Le missile MHT de MBDA retenu pour armer les Tigre de l’ALAT

(Crédits : MBDA)

(Crédits : MBDA)

 

Le ministère des Armées a officiellement retenu le « Missile haut de trame » (MHT) du groupe européen MBDA pour répondre au besoin exprimé par le programme MAST-F. Dès 2028, ce missile remplacera le missile Hellfire 2 américain dont sont aujourd’hui munis les hélicoptères Tigre de l’ALAT.

 

Des solutions Brimstone 3, EMMH et MHT étudiées à l’origine, le ministère des Armées a finalement retenu la troisième pour remplacer le missile Hellfire 2. « Nous savons que les performances des missiles Hellfire qui permettent aujourd’hui au Tigre de frapper, seront largement dépassées dans les dix prochaines années à venir, » déclarait ce matin la ministre des Armées Florence Parly, en visite sur le site MBDA de Bourges.

 

Derrière l’argument de l’obsolescence, c’est aussi « un choix résolu en faveur de la souveraineté » qu’a fait ce matin le ministère des Armées. Faute d’avoir suscité l’intérêt des partenaires espagnol, allemand et australien, ce programme sera en effet entièrement assumé par la France. Avec à la clef, une totale autonomie quant à l’emploi opérationnel du MHT et l’absence de restrictions de type ITAR en cas d’éventuels débouchés à l’export.

 

Le lancement en réalisation du programme MAST-F s’accompagnera d’une commande « d’ici la fin de l’année » pour un premier lot de 500 missiles, des simulateurs de tir et des maquettes de manipulation pour l’entraînement. La qualification du MHT est attendue en 2026, suivie deux ans plus tard des premières livraisons. Le tout représente un investissement de 700 M€ pour le ministère des Armées.

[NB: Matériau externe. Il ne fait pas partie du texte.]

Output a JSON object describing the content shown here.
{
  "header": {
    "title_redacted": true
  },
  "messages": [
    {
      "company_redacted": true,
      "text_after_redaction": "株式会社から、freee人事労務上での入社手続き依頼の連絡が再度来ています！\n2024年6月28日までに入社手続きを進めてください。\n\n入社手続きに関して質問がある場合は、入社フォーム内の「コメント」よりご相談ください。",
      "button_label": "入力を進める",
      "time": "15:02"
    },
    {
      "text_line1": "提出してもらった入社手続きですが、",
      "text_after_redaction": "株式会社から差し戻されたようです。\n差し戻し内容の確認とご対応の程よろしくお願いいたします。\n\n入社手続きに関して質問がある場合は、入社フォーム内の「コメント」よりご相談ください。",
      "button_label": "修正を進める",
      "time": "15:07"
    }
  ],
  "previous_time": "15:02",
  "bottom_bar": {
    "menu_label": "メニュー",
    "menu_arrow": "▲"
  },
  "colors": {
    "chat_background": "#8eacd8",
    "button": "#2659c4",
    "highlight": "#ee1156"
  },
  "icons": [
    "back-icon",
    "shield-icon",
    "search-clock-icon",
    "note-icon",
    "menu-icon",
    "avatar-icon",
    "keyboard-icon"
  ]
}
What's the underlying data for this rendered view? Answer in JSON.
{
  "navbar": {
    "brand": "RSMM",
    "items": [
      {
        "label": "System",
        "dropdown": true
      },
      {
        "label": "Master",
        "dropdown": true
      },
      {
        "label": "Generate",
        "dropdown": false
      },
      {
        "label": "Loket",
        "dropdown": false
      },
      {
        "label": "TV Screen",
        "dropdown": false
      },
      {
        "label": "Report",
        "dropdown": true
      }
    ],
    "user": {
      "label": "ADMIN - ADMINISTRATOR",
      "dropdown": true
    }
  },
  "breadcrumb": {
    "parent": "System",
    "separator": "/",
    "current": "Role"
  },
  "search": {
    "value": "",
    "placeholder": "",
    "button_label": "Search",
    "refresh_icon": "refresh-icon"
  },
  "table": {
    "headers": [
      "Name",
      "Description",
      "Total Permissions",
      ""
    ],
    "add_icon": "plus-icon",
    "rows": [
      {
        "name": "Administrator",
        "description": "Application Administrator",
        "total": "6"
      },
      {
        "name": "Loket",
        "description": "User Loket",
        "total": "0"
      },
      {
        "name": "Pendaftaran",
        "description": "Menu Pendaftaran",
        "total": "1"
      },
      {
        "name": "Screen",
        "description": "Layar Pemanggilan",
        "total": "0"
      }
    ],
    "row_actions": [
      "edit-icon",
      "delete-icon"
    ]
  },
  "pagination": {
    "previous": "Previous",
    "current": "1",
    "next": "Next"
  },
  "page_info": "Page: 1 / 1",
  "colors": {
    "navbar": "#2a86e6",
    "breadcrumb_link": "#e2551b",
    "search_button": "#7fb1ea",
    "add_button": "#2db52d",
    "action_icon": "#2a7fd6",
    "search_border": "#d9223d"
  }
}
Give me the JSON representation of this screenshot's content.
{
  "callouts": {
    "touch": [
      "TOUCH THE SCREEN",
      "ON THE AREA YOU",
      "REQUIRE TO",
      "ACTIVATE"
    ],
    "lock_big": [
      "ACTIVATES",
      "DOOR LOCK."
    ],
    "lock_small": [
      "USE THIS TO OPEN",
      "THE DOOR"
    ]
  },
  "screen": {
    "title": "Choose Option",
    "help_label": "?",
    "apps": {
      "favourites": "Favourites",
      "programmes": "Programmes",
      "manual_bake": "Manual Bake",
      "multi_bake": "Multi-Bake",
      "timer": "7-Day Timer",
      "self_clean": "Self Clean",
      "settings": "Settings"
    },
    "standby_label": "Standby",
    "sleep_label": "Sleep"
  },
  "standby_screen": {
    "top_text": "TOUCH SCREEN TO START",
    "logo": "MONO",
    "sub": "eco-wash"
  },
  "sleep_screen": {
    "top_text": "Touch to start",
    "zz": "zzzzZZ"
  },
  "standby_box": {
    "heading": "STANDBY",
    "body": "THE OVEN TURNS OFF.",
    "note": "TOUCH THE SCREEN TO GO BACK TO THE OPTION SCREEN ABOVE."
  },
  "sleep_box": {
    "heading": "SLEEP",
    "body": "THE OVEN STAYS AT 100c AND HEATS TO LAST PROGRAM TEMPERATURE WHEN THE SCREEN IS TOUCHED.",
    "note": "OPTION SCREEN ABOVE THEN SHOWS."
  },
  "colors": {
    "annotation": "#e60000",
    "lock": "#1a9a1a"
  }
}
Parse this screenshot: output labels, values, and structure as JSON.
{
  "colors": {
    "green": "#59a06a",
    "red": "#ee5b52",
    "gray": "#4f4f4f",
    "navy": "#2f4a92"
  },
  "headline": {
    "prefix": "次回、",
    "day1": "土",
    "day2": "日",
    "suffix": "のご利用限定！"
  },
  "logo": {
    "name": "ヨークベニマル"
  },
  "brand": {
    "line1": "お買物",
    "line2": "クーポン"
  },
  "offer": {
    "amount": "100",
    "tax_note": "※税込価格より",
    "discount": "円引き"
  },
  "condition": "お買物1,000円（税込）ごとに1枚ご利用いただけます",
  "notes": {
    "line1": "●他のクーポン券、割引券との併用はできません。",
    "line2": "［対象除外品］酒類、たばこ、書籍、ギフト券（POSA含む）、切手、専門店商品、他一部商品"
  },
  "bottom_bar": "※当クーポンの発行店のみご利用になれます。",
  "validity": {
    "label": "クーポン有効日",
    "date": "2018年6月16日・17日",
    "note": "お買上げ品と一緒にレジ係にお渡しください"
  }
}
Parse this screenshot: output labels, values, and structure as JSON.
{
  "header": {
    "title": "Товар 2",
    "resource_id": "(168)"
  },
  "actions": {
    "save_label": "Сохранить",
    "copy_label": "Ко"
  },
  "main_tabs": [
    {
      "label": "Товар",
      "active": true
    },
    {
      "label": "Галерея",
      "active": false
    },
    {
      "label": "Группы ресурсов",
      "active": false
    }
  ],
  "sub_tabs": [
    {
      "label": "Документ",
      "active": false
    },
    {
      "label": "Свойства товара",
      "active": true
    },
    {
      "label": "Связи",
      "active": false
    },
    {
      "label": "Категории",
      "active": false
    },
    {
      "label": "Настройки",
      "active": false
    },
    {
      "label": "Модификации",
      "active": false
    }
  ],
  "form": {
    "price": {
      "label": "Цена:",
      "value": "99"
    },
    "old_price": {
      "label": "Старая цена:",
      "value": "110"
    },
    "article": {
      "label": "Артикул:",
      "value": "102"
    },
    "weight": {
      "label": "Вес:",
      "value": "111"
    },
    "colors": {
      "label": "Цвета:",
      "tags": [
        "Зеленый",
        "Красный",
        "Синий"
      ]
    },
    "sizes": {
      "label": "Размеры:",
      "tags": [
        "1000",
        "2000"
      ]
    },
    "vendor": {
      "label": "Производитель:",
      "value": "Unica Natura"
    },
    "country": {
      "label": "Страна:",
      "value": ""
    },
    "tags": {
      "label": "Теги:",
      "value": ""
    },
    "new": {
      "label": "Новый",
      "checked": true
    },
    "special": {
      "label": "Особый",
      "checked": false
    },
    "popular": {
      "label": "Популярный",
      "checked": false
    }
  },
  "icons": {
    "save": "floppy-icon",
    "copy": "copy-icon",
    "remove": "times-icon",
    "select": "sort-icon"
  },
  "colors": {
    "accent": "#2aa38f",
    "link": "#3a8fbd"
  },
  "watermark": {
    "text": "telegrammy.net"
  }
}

De quoi pérenniser 600 emplois au total « pendant de nombreuses années » chez MBDA France, mais aussi alimenter le plan de charge d’une partie de la BITD française.

 

« Avec près de 350 emplois par an sur les cinq prochaines années et, à terme, environ 250 emplois annuels en France pendant les 10 premières années de sa production, le développement et la production de ce nouveau missile contribueront au maintien de la base industrielle et technologique nationale, et notamment en région Centre, » s’est félicité le PDG de MBDA, Eric Béranger. Ainsi, l’autodirecteur du missile sera produit par Safran, quand Nexter Munitions fournira les mécanismes de sécurité, Thales la liaison de données et Roxel (détenu par MBDA et Safran) les systèmes de propulsion.

 

La ministre des Armées en visite ce matin sur le site MBDA de Bourges (Crédits : ministère des Armées)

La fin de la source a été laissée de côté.